Ayurvedic medicine was practiced for thousands of years before anyone invented the placebo controlled experiment. How has this ancient system held up to modern scientific scrutiny?
Beth writes: "I've been listening to your podcasts for a long time. I enjoy them and find you to be a trustworthy and balanced source. So, I am curious what you think about Ayurveda. Is there any science to back it up? "
Ayurveda is an ancient Hindu system of medicine as well as a general philosophy of health and wellness. It includes advice on diet, exercise, sleep, and hygiene, as well as the use of herbal preparations.
Like most traditional medicine systems, it was developed and refined over thousands of years, using observation and experience—and that’s exactly where science begins. In fact, the Sanskrit word “ayurveda” literally means the “science of life.”
Scientific by Nature
Humans have a few unique attributes that make us predisposed to scientific inquiry and discovery. First, we are excellent at pattern recognition. We are quick to notice that certain things always seem to occur together, while other things never occur together, or that a certain sequence of events usually seems to lead to the same outcome.

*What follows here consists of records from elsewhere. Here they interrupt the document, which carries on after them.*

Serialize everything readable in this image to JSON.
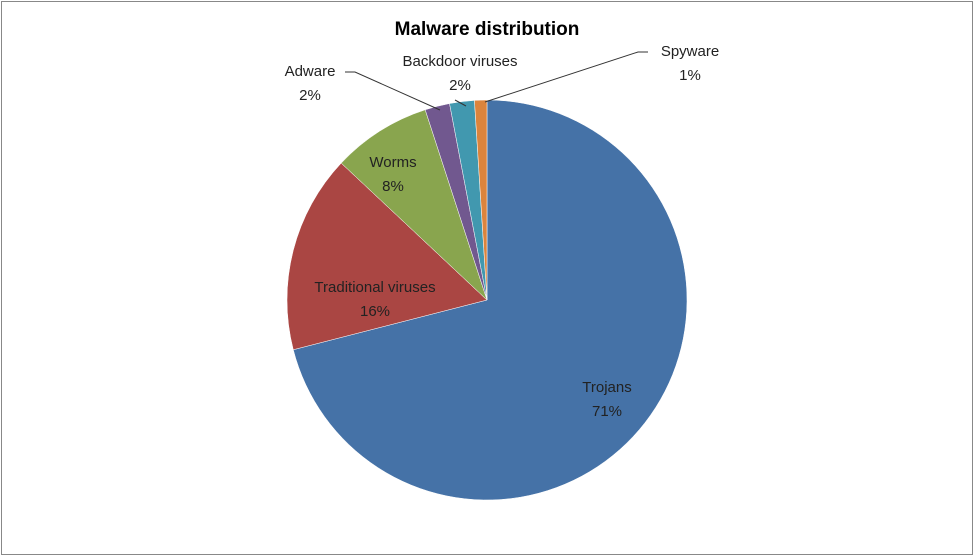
{
  "chart_data": {
    "type": "pie",
    "title": "Malware distribution",
    "categories": [
      "Trojans",
      "Traditional viruses",
      "Worms",
      "Adware",
      "Backdoor viruses",
      "Spyware"
    ],
    "values": [
      71,
      16,
      8,
      2,
      2,
      1
    ],
    "value_labels": [
      "71%",
      "16%",
      "8%",
      "2%",
      "2%",
      "1%"
    ],
    "colors": [
      "#4572a7",
      "#aa4643",
      "#89a54e",
      "#71588f",
      "#4198af",
      "#db843d"
    ]
  }
}
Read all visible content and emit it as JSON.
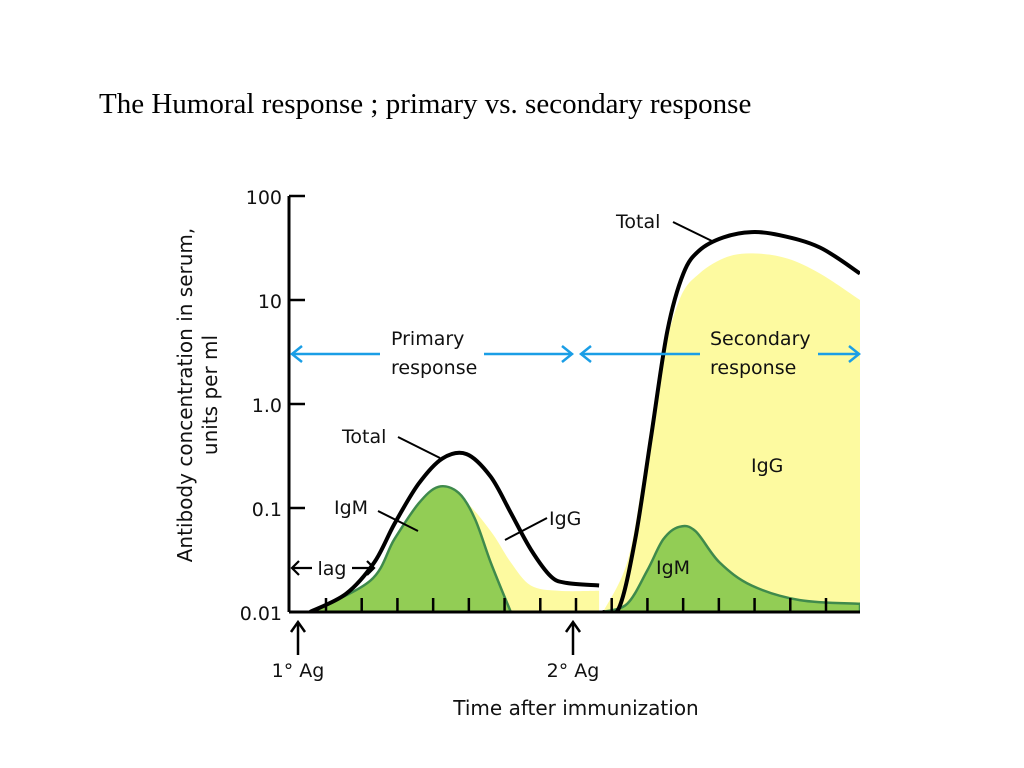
{
  "slide": {
    "title": "The Humoral response ; primary vs. secondary response"
  },
  "chart_data": {
    "type": "area",
    "y_scale": "log",
    "ylabel_line1": "Antibody concentration in serum,",
    "ylabel_line2": "units per ml",
    "xlabel": "Time after immunization",
    "y_ticks": [
      {
        "value": 100,
        "label": "100"
      },
      {
        "value": 10,
        "label": "10"
      },
      {
        "value": 1,
        "label": "1.0"
      },
      {
        "value": 0.1,
        "label": "0.1"
      },
      {
        "value": 0.01,
        "label": "0.01"
      }
    ],
    "ylim": [
      0.01,
      100
    ],
    "x_tick_count": 15,
    "events": [
      {
        "label": "1° Ag",
        "t": 0
      },
      {
        "label": "2° Ag",
        "t": 7.5
      }
    ],
    "phases": {
      "lag": "lag",
      "primary_line1": "Primary",
      "primary_line2": "response",
      "secondary_line1": "Secondary",
      "secondary_line2": "response"
    },
    "series": [
      {
        "name": "Total",
        "values": [
          [
            0.3,
            0.01
          ],
          [
            1.2,
            0.015
          ],
          [
            1.9,
            0.03
          ],
          [
            2.4,
            0.07
          ],
          [
            3.0,
            0.17
          ],
          [
            3.6,
            0.3
          ],
          [
            4.2,
            0.33
          ],
          [
            4.8,
            0.2
          ],
          [
            5.3,
            0.09
          ],
          [
            5.8,
            0.04
          ],
          [
            6.3,
            0.022
          ],
          [
            6.7,
            0.019
          ],
          [
            7.5,
            0.018
          ]
        ],
        "values_secondary": [
          [
            7.6,
            0.01
          ],
          [
            8.0,
            0.011
          ],
          [
            8.4,
            0.05
          ],
          [
            8.8,
            0.5
          ],
          [
            9.2,
            5.0
          ],
          [
            9.6,
            18
          ],
          [
            10.0,
            30
          ],
          [
            10.6,
            40
          ],
          [
            11.3,
            45
          ],
          [
            12.0,
            42
          ],
          [
            13.0,
            32
          ],
          [
            14.0,
            18
          ]
        ]
      },
      {
        "name": "IgM",
        "values": [
          [
            0.3,
            0.01
          ],
          [
            1.8,
            0.02
          ],
          [
            2.4,
            0.05
          ],
          [
            3.0,
            0.11
          ],
          [
            3.5,
            0.16
          ],
          [
            4.0,
            0.14
          ],
          [
            4.4,
            0.08
          ],
          [
            4.8,
            0.03
          ],
          [
            5.3,
            0.01
          ]
        ],
        "values_secondary": [
          [
            7.6,
            0.01
          ],
          [
            8.2,
            0.012
          ],
          [
            8.7,
            0.025
          ],
          [
            9.1,
            0.05
          ],
          [
            9.5,
            0.066
          ],
          [
            9.9,
            0.06
          ],
          [
            10.5,
            0.03
          ],
          [
            11.3,
            0.018
          ],
          [
            12.5,
            0.013
          ],
          [
            14.0,
            0.012
          ]
        ]
      },
      {
        "name": "IgG",
        "values": [
          [
            3.5,
            0.12
          ],
          [
            4.1,
            0.12
          ],
          [
            4.8,
            0.06
          ],
          [
            5.3,
            0.03
          ],
          [
            5.8,
            0.018
          ],
          [
            6.5,
            0.016
          ],
          [
            7.5,
            0.016
          ]
        ],
        "values_secondary": [
          [
            7.6,
            0.01
          ],
          [
            8.2,
            0.03
          ],
          [
            8.6,
            0.2
          ],
          [
            9.0,
            2.0
          ],
          [
            9.5,
            10
          ],
          [
            10.0,
            18
          ],
          [
            10.7,
            26
          ],
          [
            11.4,
            28
          ],
          [
            12.2,
            25
          ],
          [
            13.0,
            18
          ],
          [
            14.0,
            10
          ]
        ]
      }
    ],
    "labels": {
      "total_primary": "Total",
      "total_secondary": "Total",
      "igm_primary": "IgM",
      "igg_primary": "IgG",
      "igm_secondary": "IgM",
      "igg_secondary": "IgG"
    },
    "colors": {
      "total": "#000000",
      "igm_fill": "#92cd55",
      "igm_line": "#3f8a4c",
      "igg_fill": "#fdfaa0",
      "phase_arrow": "#1a9ee6"
    }
  }
}
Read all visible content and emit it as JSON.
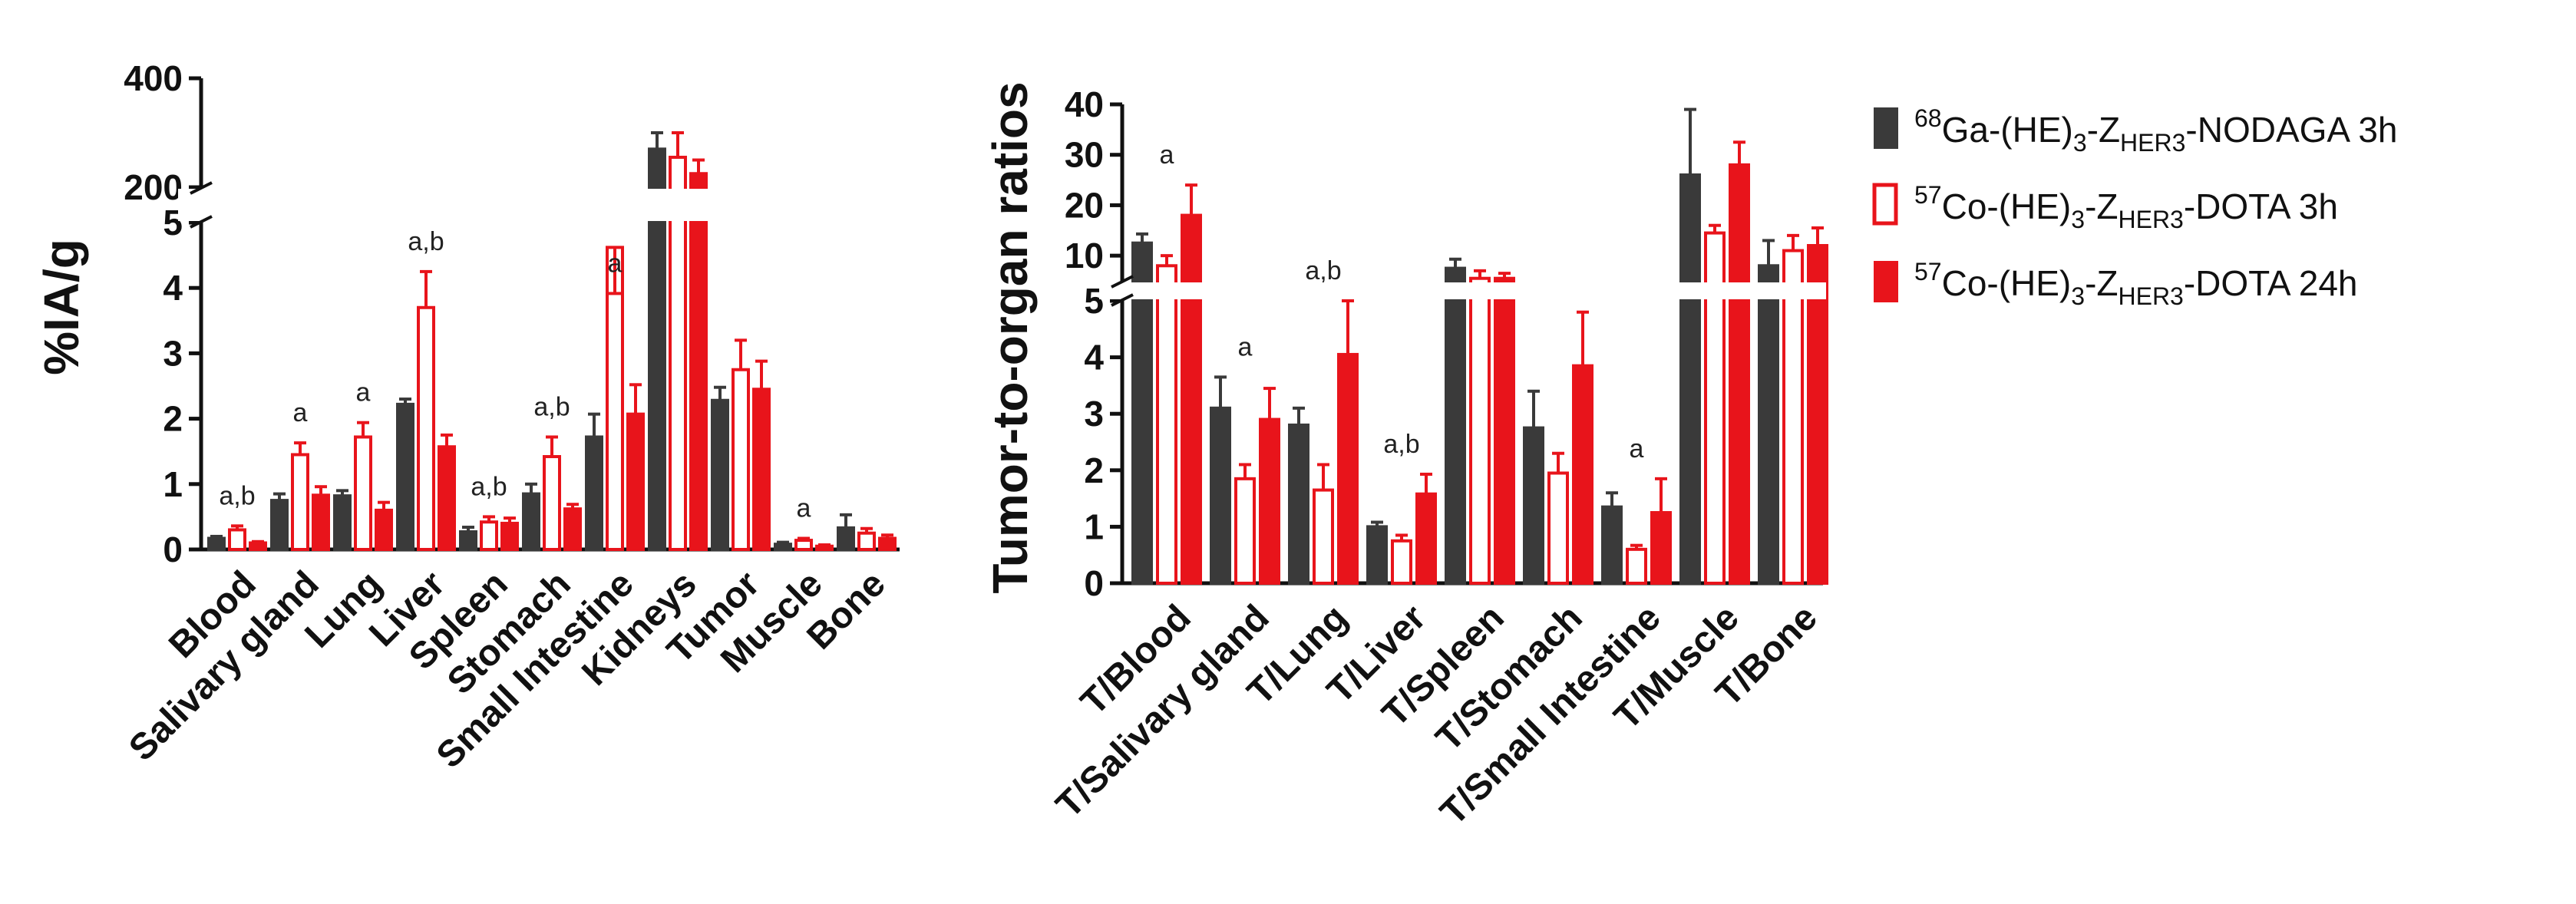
{
  "legend": [
    {
      "iso": "68",
      "pre": "Ga-(HE)",
      "sub1": "3",
      "mid": "-Z",
      "sub2": "HER3",
      "post": "-NODAGA 3h",
      "style": "filled",
      "color": "#3a3a3a"
    },
    {
      "iso": "57",
      "pre": "Co-(HE)",
      "sub1": "3",
      "mid": "-Z",
      "sub2": "HER3",
      "post": "-DOTA 3h",
      "style": "open",
      "color": "#e8141b"
    },
    {
      "iso": "57",
      "pre": "Co-(HE)",
      "sub1": "3",
      "mid": "-Z",
      "sub2": "HER3",
      "post": "-DOTA 24h",
      "style": "filled",
      "color": "#e8141b"
    }
  ],
  "chart_data": [
    {
      "type": "bar",
      "ylabel": "%IA/g",
      "ylim_lower": [
        0,
        5
      ],
      "ylim_upper": [
        200,
        400
      ],
      "yticks_lower": [
        "0",
        "1",
        "2",
        "3",
        "4",
        "5"
      ],
      "yticks_upper": [
        "200",
        "400"
      ],
      "categories": [
        "Blood",
        "Salivary gland",
        "Lung",
        "Liver",
        "Spleen",
        "Stomach",
        "Small Intestine",
        "Kidneys",
        "Tumor",
        "Muscle",
        "Bone"
      ],
      "series": [
        {
          "name": "68Ga-(HE)3-ZHER3-NODAGA 3h",
          "values": [
            0.17,
            0.75,
            0.82,
            2.22,
            0.27,
            0.85,
            1.72,
            270,
            2.28,
            0.08,
            0.33
          ],
          "errors": [
            0.03,
            0.1,
            0.08,
            0.08,
            0.07,
            0.15,
            0.35,
            30,
            0.2,
            0.03,
            0.2
          ]
        },
        {
          "name": "57Co-(HE)3-ZHER3-DOTA 3h",
          "values": [
            0.3,
            1.45,
            1.72,
            3.7,
            0.42,
            1.42,
            4.62,
            255,
            2.75,
            0.14,
            0.25
          ],
          "errors": [
            0.06,
            0.18,
            0.22,
            0.55,
            0.08,
            0.3,
            0.4,
            45,
            0.45,
            0.03,
            0.07
          ]
        },
        {
          "name": "57Co-(HE)3-ZHER3-DOTA 24h",
          "values": [
            0.1,
            0.83,
            0.6,
            1.57,
            0.4,
            0.62,
            2.07,
            225,
            2.45,
            0.05,
            0.17
          ],
          "errors": [
            0.02,
            0.13,
            0.12,
            0.18,
            0.08,
            0.07,
            0.45,
            25,
            0.43,
            0.02,
            0.05
          ]
        }
      ],
      "annotations": [
        "a,b",
        "a",
        "a",
        "a,b",
        "a,b",
        "a,b",
        "a",
        "",
        "",
        "a",
        ""
      ]
    },
    {
      "type": "bar",
      "ylabel": "Tumor-to-organ ratios",
      "ylim_lower": [
        0,
        5
      ],
      "ylim_upper": [
        5,
        40
      ],
      "yticks_lower": [
        "0",
        "1",
        "2",
        "3",
        "4",
        "5"
      ],
      "yticks_upper": [
        "10",
        "20",
        "30",
        "40"
      ],
      "categories": [
        "T/Blood",
        "T/Salivary gland",
        "T/Lung",
        "T/Liver",
        "T/Spleen",
        "T/Stomach",
        "T/Small Intestine",
        "T/Muscle",
        "T/Bone"
      ],
      "series": [
        {
          "name": "68Ga-(HE)3-ZHER3-NODAGA 3h",
          "values": [
            12.5,
            3.1,
            2.8,
            1.0,
            7.5,
            2.75,
            1.35,
            26,
            8
          ],
          "errors": [
            1.8,
            0.55,
            0.3,
            0.08,
            1.8,
            0.65,
            0.25,
            13,
            5
          ]
        },
        {
          "name": "57Co-(HE)3-ZHER3-DOTA 3h",
          "values": [
            8,
            1.85,
            1.65,
            0.75,
            5.5,
            1.95,
            0.6,
            14.5,
            11
          ],
          "errors": [
            2,
            0.25,
            0.45,
            0.1,
            1.5,
            0.35,
            0.07,
            1.5,
            3
          ]
        },
        {
          "name": "57Co-(HE)3-ZHER3-DOTA 24h",
          "values": [
            18,
            2.9,
            4.05,
            1.58,
            5.5,
            3.85,
            1.25,
            28,
            12
          ],
          "errors": [
            6,
            0.55,
            0.95,
            0.35,
            1,
            0.95,
            0.6,
            4.5,
            3.5
          ]
        }
      ],
      "annotations": [
        "a",
        "a",
        "a,b",
        "a,b",
        "",
        "",
        "a",
        "",
        ""
      ]
    }
  ]
}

We are also predisposed to believe that things happen for a reason, which drives us to come up with explanations for the things we observe. This talent at pattern recognition and our desire to figure out cause and effect give us a little more control (or at least the illusion of control!) over our environment and the ability to anticipate and prepare for future events. And this has given us a powerful survival advantage.
Testing Our Assumptions
Although this is where science begins, it’s not where science ends—because we are also prone to see patterns or cause-and-effect where there actually aren’t any. For a few millennia, for example, we believed that dancing in a certain way made it rain or that sacrificing animals (or virgins) would cause the crops to grow well.
We also sometimes come up with an explanation that seems to fit the available evidence but turns out not to be true. For example, at some point in history, we observed that people tend to be weak after losing a lot of blood and that eating red meat can revitalize them. In other words, we figured out how to treat iron-deficiency anemia long before we knew anything about iron or hemoglobin or red blood cells. But because we always want to have an explanation for things, we reasoned that the spirit and energy of the animal entered the person eating that animal.
The modern scientific era began when we started developing a methodology for testing our hypotheses. We learned to design experiments that minimized variables as well as the unconscious influence of the experimenter, the placebo effect, and so on. And with those tools, we have been able to weed out all kinds of ineffective medical treatments from the effective ones. We’ve been able to replace inaccurate explanations with more accurate ones. And these new more accurate understandings have given rise to even more effective treatments.